Politik

Apotheker-Prozess wird kein Fall fürs Schwurgericht

  • Freitag, 17. November 2017
Demonstranten halten am 15. November 2017 vor der „Alten Apotheke“ in Bottrop eine Liste mit den Namen von über 4.000 mutmaßlich Geschädigten in den Händen.
Demonstranten halten am 15. November 2017 vor der „Alten Apotheke“ in Bottrop eine Liste mit den Namen von über 4.000 mutmaßlich Geschädigten in den Händen. /dpa

Essen – Der Prozess um einen Apotheker, der massenhaft Krebsmedikamente gestreckt haben soll, wird kein Fall fürs Schwurgericht. Das hat die für das Strafverfahren zuständige Wirtschaftsstrafkammer des Essener Landgerichts heute entschieden. Eine Verurteilung des angeklagten Bottroper Apothekers wegen Mordes oder Mordversuchs ist damit aber nicht ausge­schlossen. „Die Kammer hat die Rechtsmacht, sämtliche Regelungen des Strafrechts anzuwenden und jede mögliche Sanktion zu verhängen“, sagte Richter Johannes Hidding.

Gleichzeitig wurde ein Schöffe wegen Besorgnis der Befangenheit abgesetzt. Der ehrenamtliche Richter war früher selbst Apotheker in Bottrop. Zudem ist seine an Krebs erkrankte Ehefrau in Behandlung bei einem Arzt, mit dem auch der Angeklagte eng zusammengearbeitet hat. Beides zusammen begründe den Verdacht, dass er am Ende möglicherweise nicht objektiv urteilen könne, entschieden die Richter.

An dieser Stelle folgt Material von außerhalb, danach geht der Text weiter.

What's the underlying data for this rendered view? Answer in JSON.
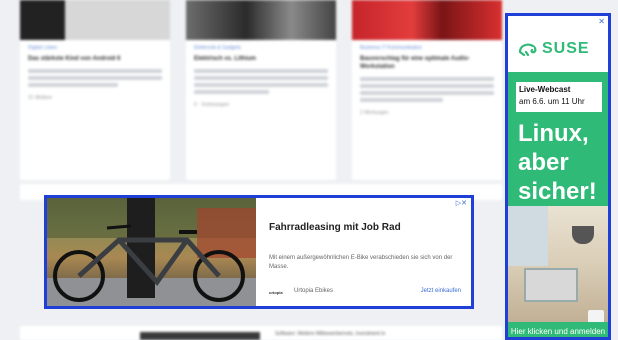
{
  "background": {
    "cards": [
      {
        "category": "Digital Leben",
        "title": "Das stärkste Kind von Android 6",
        "meta": "21 Weitere"
      },
      {
        "category": "Elektronik & Gadgets",
        "title": "Elektrisch vs. Lithium",
        "meta": "6 · Vorlesungen"
      },
      {
        "category": "Business IT Kommunikation",
        "title": "Bauvorschlag für eine optimale Audio-Workstation",
        "meta": "2 Wertungen"
      }
    ],
    "bottom_title": "Software: Weitere Mitbewerbernetz, investment in"
  },
  "ad_middle": {
    "ad_icons": "▷✕",
    "headline": "Fahrradleasing mit Job Rad",
    "body": "Mit einem außergewöhnlichen E-Bike verabschieden sie sich von der Masse.",
    "advertiser_logo": "urtopia",
    "advertiser_name": "Urtopia Ebikes",
    "cta": "Jetzt einkaufen"
  },
  "ad_side": {
    "close": "✕",
    "brand": "SUSE",
    "webcast_title": "Live-Webcast",
    "webcast_date": "am 6.6. um 11 Uhr",
    "slogan_lines": [
      "Linux,",
      "aber",
      "sicher!"
    ],
    "cta": "Hier klicken und anmelden"
  },
  "colors": {
    "ad_border": "#1f3fd6",
    "suse_green": "#30ba78",
    "link_blue": "#3b6fd8"
  }
}
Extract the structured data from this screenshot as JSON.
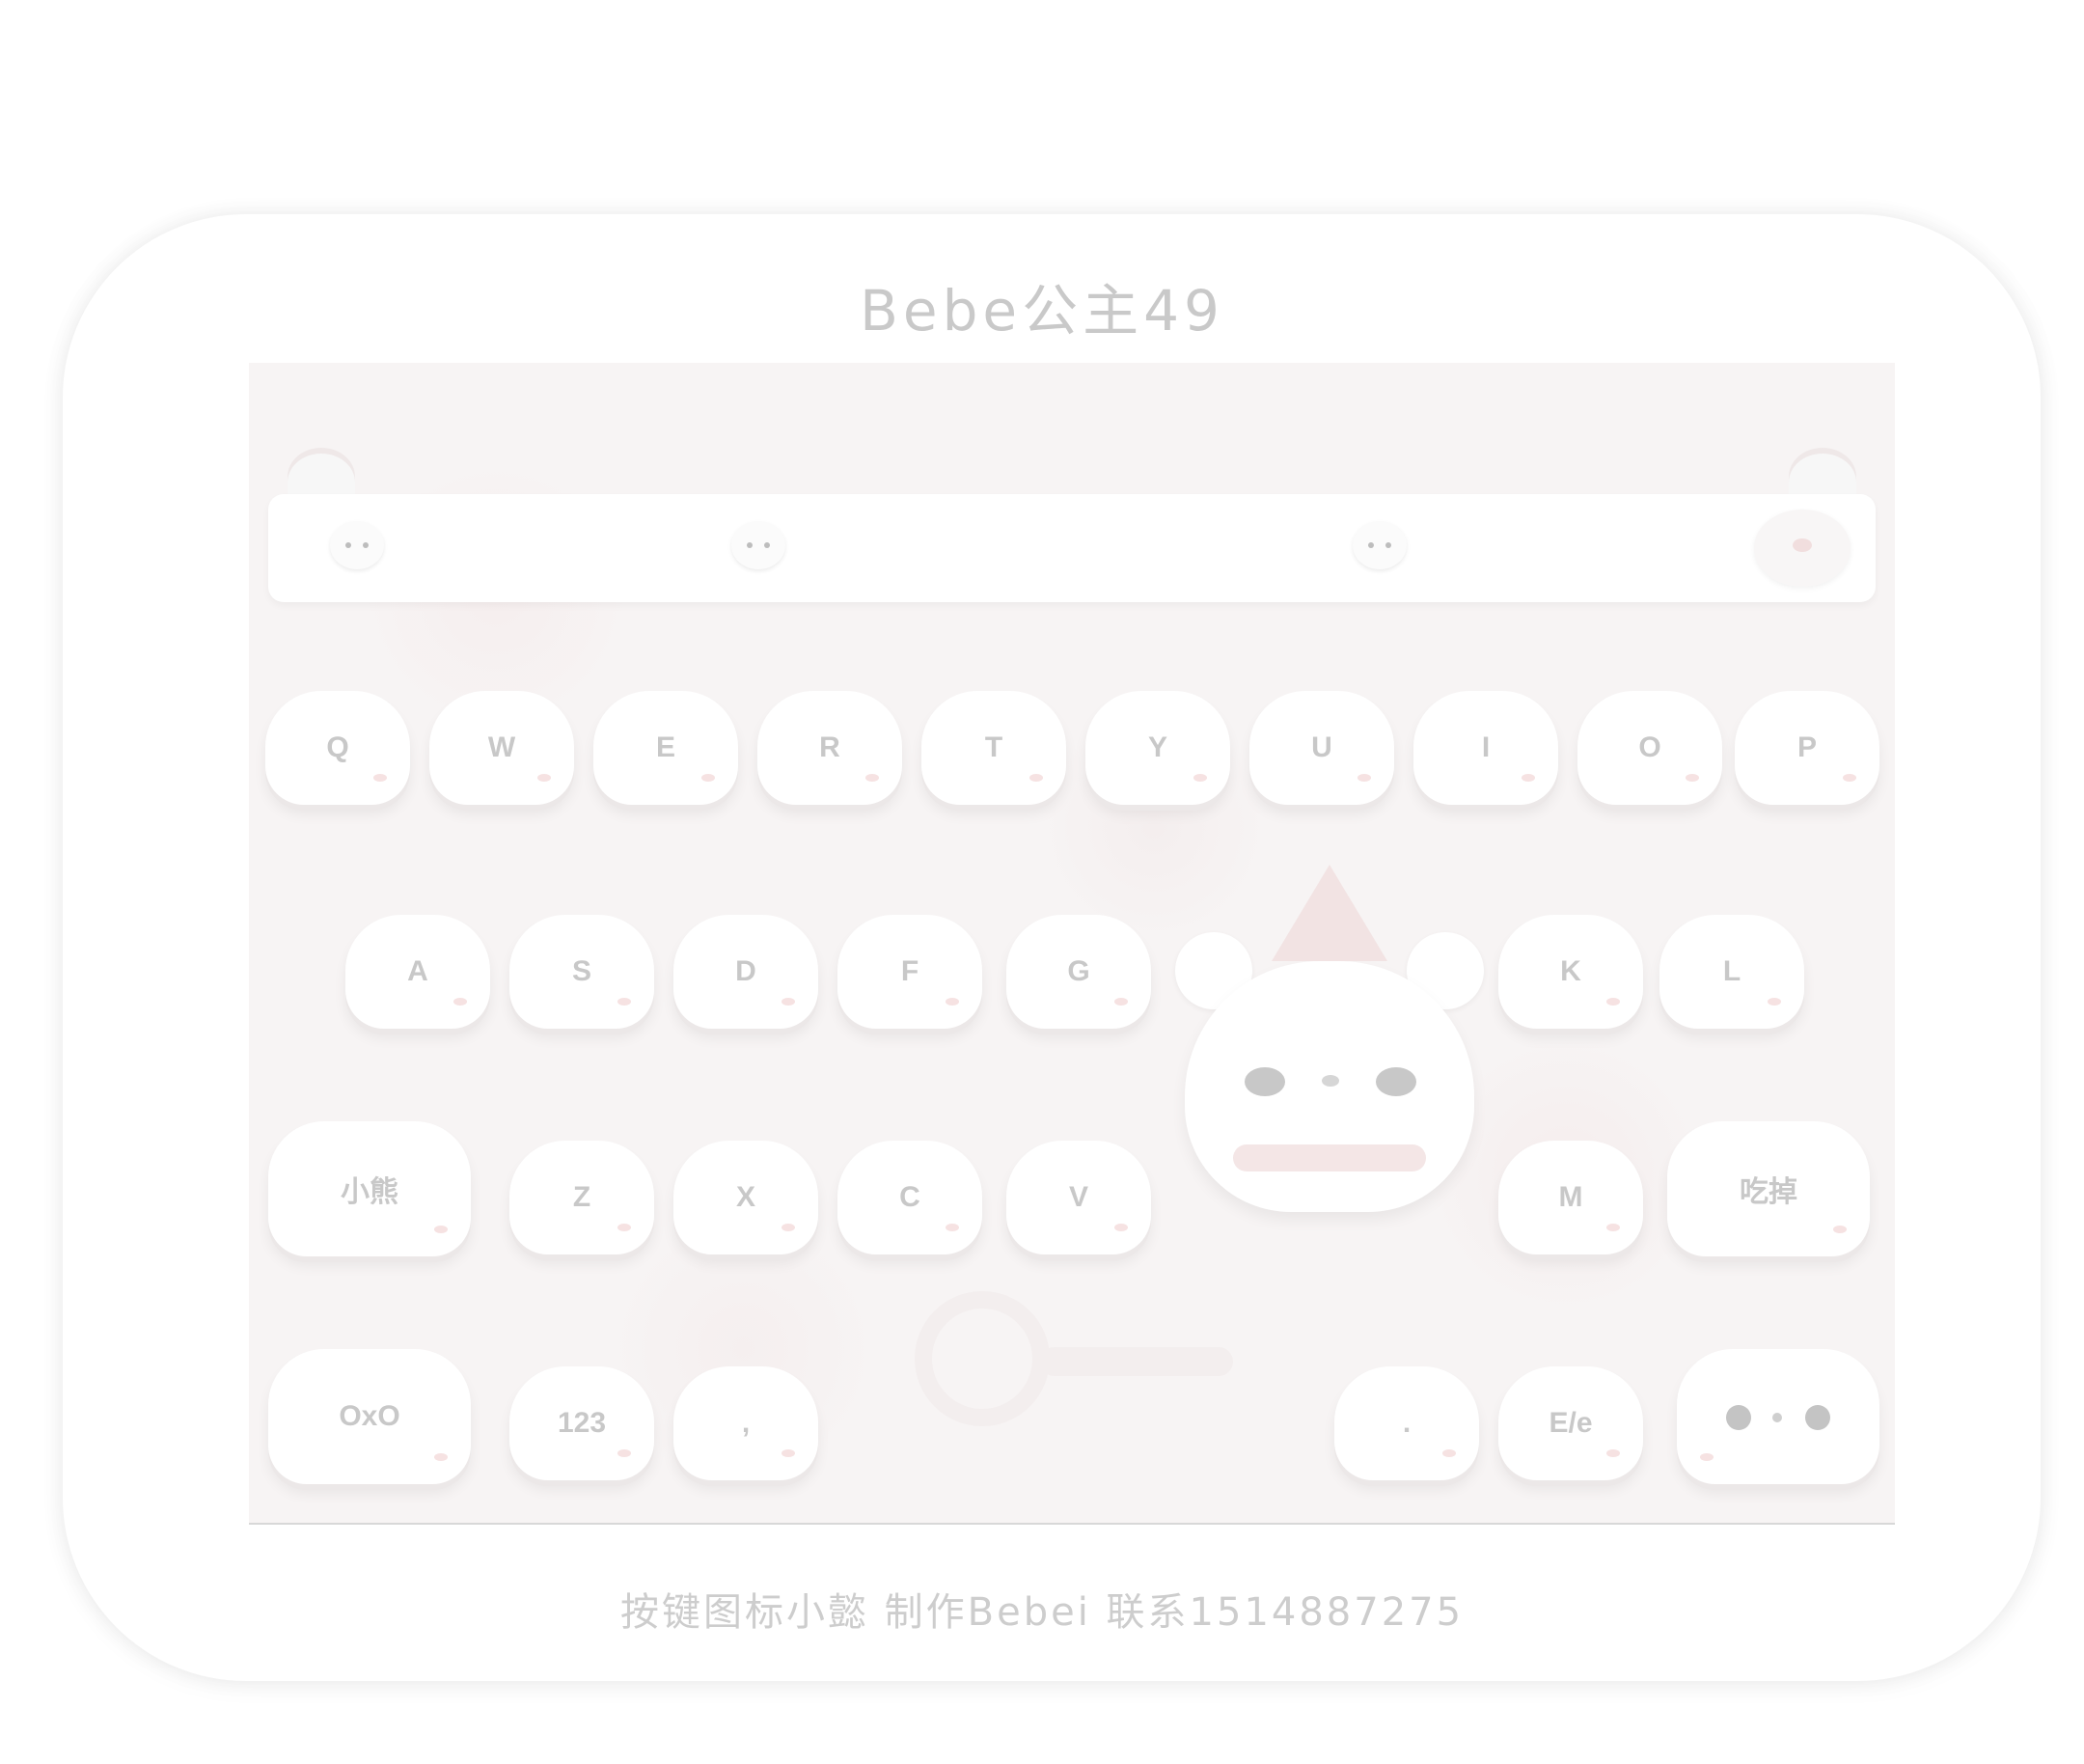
{
  "title": "Bebe公主49",
  "footer": "按键图标小懿 制作Bebei   联系1514887275",
  "keyboard": {
    "row1": [
      "Q",
      "W",
      "E",
      "R",
      "T",
      "Y",
      "U",
      "I",
      "O",
      "P"
    ],
    "row2": [
      "A",
      "S",
      "D",
      "F",
      "G",
      "K",
      "L"
    ],
    "row3": [
      "小熊",
      "Z",
      "X",
      "C",
      "V",
      "M",
      "吃掉"
    ],
    "row4": [
      "OxO",
      "123",
      ",",
      ".",
      "E/e"
    ]
  },
  "colors": {
    "text": "#c8c8c8",
    "background": "#f7f4f4",
    "accent_pink": "#f2e3e3"
  }
}
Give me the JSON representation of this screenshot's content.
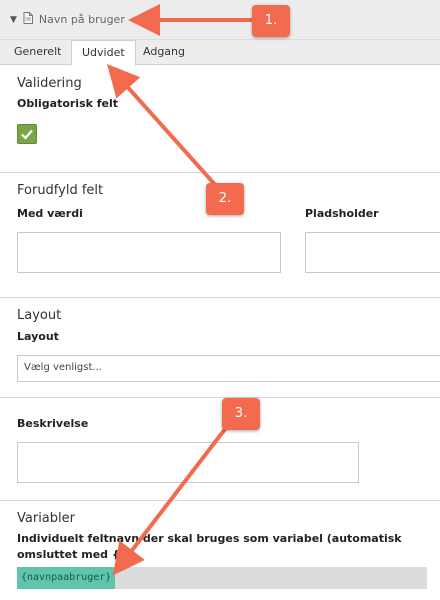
{
  "header": {
    "title": "Navn på bruger",
    "collapse_icon": "triangle-down-icon",
    "type_icon": "document-icon"
  },
  "tabs": [
    {
      "label": "Generelt"
    },
    {
      "label": "Udvidet"
    },
    {
      "label": "Adgang"
    }
  ],
  "active_tab": "Udvidet",
  "validation": {
    "title": "Validering",
    "required_label": "Obligatorisk felt",
    "required_checked": true
  },
  "prefill": {
    "title": "Forudfyld felt",
    "value_label": "Med værdi",
    "placeholder_label": "Pladsholder",
    "value": "",
    "placeholder": ""
  },
  "layout": {
    "title": "Layout",
    "label": "Layout",
    "selected": "Vælg venligst..."
  },
  "description": {
    "label": "Beskrivelse",
    "value": ""
  },
  "variables": {
    "title": "Variabler",
    "description": "Individuelt feltnavn der skal bruges som variabel (automatisk omsluttet med {})",
    "tag": "{navnpaabruger}"
  },
  "annotations": {
    "a1": "1.",
    "a2": "2.",
    "a3": "3."
  },
  "colors": {
    "annotation": "#f26b4e",
    "checkbox": "#79a548",
    "variable_tag": "#5fc6ad"
  }
}
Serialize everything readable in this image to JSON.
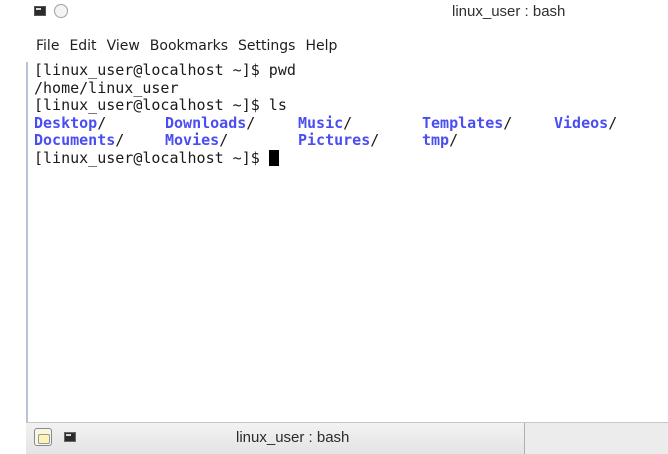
{
  "window": {
    "title": "linux_user : bash",
    "icon": "terminal-icon",
    "menu_button_icon": "window-menu-icon"
  },
  "menubar": {
    "items": [
      {
        "label": "File"
      },
      {
        "label": "Edit"
      },
      {
        "label": "View"
      },
      {
        "label": "Bookmarks"
      },
      {
        "label": "Settings"
      },
      {
        "label": "Help"
      }
    ]
  },
  "terminal": {
    "lines": [
      "[linux_user@localhost ~]$ pwd",
      "/home/linux_user",
      "[linux_user@localhost ~]$ ls"
    ],
    "ls_output": [
      [
        "Desktop",
        "Downloads",
        "Music",
        "Templates",
        "Videos"
      ],
      [
        "Documents",
        "Movies",
        "Pictures",
        "tmp"
      ]
    ],
    "dir_suffix": "/",
    "prompt": "[linux_user@localhost ~]$ ",
    "colors": {
      "text": "#1a1a1a",
      "directory": "#4a4ef2",
      "background": "#ffffff"
    }
  },
  "taskbar": {
    "launcher_icon": "launcher-icon",
    "task_icon": "terminal-icon",
    "task_title": "linux_user : bash"
  }
}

Er wird durch einen bereits zu Beginn des Prozesses anwesenden Ersatzschöffen ersetzt.

Dem angeklagten Apotheker wird vorgeworfen, zwischen 2012 und 2016 Krebsmedika­mente mit zu wenig Wirkstoff versehen, aber voll abgerechnet zu haben. Dadurch soll allein den gesetzlichen Krankenkassen ein Schaden von rund 56 Millionen Euro entstanden sein. Mindestens 1.000 Krebskranke sollen betroffen sein. Die Anklage lautet auf Verstoß gegen das Arzneimittelgesetz, Betrug und versuchte Körper­verletzung. Dem 47-Jährigen drohen bis zu zehn Jahre Haft sowie ein Berufsverbot.

Der Antrag auf Abgabe des Verfahrens an das Schwurgericht, vor dem normalerweise Tötungsdelikte oder Tötungsversuche verhandelt werden, war von Anwälten der Betroffenen oder deren Angehörigen gestellt worden, die als Nebenkläger zum Prozess zugelassen worden sind. Ein Anwalt hatte dem Apotheker Mordversuch aus Habgier vorgeworfen. Dem Gericht zufolge steht den Nebenklägern laut Gesetz kein solches Antragsrecht zu.

Sollte sich im Laufe des Prozesses herausstellen, dass eine Verurteilung wegen Mordes oder Mordversuchs tatsächlich in Betracht kommen könnte, müsste der angeklagte Apotheker einen besonderen rechtlichen Hinweis der Richter erhalten. Das ist heute jedoch nicht erfolgt.